"Zekat" kelimesi, tezkiye ile aynı kökten gelir ve arınma, hem de artıp çoğalma demektir. Zekât, insanın maddi ve manevi olarak arınmasını sağlar. Malın temizlenmesi maddi, kalbin ve nefsin arınması da işin manevi temizliktir. Nitekim Rabbimiz şöyle buyurmaktadır: "Onların mallarından zekat al! Bununla onları temizlersin, onları arıtıp yüceltirsin."(Tevbe, 104)
Zekat vermek, İslam'ın şartlarından birisidir. Resulullah (s.a.v.) şöyle buyurmuştur: "Mallarınızı zekatla koruyunuz, hastalarınızı sadaka ile tedavi ediniz, bela dalgalarını da dua ve yalvarışla karşılayınız."

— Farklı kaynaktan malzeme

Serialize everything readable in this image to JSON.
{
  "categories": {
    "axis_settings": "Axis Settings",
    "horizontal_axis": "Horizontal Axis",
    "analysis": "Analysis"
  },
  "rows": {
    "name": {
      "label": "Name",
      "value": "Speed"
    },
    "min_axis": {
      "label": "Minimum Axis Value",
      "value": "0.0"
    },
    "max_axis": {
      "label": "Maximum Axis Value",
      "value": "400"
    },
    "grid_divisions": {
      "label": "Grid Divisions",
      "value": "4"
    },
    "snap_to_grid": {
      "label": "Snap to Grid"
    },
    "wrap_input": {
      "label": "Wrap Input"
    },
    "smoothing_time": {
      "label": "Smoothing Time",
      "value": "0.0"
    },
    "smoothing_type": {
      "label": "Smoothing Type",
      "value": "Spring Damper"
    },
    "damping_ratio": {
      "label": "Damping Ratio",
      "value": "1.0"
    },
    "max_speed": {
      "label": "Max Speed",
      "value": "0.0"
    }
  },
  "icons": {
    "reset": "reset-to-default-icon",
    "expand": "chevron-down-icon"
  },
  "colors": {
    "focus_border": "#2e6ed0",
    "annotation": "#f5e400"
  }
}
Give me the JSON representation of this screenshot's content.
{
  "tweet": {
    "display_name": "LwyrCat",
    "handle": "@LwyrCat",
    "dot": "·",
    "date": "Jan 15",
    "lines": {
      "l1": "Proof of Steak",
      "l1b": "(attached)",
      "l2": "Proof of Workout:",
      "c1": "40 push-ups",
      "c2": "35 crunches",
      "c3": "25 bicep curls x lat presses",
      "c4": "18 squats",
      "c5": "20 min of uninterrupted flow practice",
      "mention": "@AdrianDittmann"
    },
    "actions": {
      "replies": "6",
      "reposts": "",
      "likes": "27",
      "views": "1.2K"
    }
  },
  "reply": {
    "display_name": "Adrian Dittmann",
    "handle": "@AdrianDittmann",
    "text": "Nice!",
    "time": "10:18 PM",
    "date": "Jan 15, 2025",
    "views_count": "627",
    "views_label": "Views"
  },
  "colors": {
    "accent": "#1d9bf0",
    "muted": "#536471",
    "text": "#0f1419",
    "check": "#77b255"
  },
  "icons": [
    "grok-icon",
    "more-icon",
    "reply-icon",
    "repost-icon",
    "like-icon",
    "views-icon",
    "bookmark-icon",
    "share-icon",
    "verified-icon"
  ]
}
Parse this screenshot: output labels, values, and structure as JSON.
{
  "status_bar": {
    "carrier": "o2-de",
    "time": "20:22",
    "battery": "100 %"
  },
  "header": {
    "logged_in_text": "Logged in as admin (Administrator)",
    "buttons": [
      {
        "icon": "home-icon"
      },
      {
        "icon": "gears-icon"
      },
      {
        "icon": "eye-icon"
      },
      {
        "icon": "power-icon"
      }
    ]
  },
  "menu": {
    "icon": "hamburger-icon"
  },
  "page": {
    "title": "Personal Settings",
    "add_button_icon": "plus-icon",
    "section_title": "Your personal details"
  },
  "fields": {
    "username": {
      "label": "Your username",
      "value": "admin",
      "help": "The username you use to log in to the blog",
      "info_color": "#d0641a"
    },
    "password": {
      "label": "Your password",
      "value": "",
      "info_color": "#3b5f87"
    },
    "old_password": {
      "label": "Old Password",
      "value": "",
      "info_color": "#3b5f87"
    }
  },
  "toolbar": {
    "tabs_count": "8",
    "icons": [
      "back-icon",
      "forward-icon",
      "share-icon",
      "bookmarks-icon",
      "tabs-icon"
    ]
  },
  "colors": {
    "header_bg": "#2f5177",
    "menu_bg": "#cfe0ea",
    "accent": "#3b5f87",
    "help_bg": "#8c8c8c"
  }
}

Zekat sayesinde mallar korunma, sadakalar da, maddi ve manevi hastalıklar için birer ilaç yerine geçer. Zekai ve sadaka verenlerin mallarında ve canlarında bir feyiz ve bereket, bir sağlık ve afıyet yüz gösterir. Bunun çok üstünde olarak da, kendileri Yüce Allah'ın rızasını kazanıp nice manevi mükafatlara kavuşurlar, nice manevi tehlikelerden kurtulurlar.
Zekatın her yönden birçok yararları vardır. Kalplerde pek ziyade yer tutan mal ve mülk sevgisi, insanı yüksek duygulardan yoksun bırakır, insanı bazen fena işlere sürükler. Zekât sayesinde ise kalbin bu zararlı duygusuna ve meyline direnilmiş olur, nefis'de cimrilikten kurtulmuş olur. Mal, başkasının hakkından arındırılarak insanda şefkat ve hayırseverlik duyguları gelişir. Başkalarını gözetme ve koruma gibi yüksek duygular meydana gelir.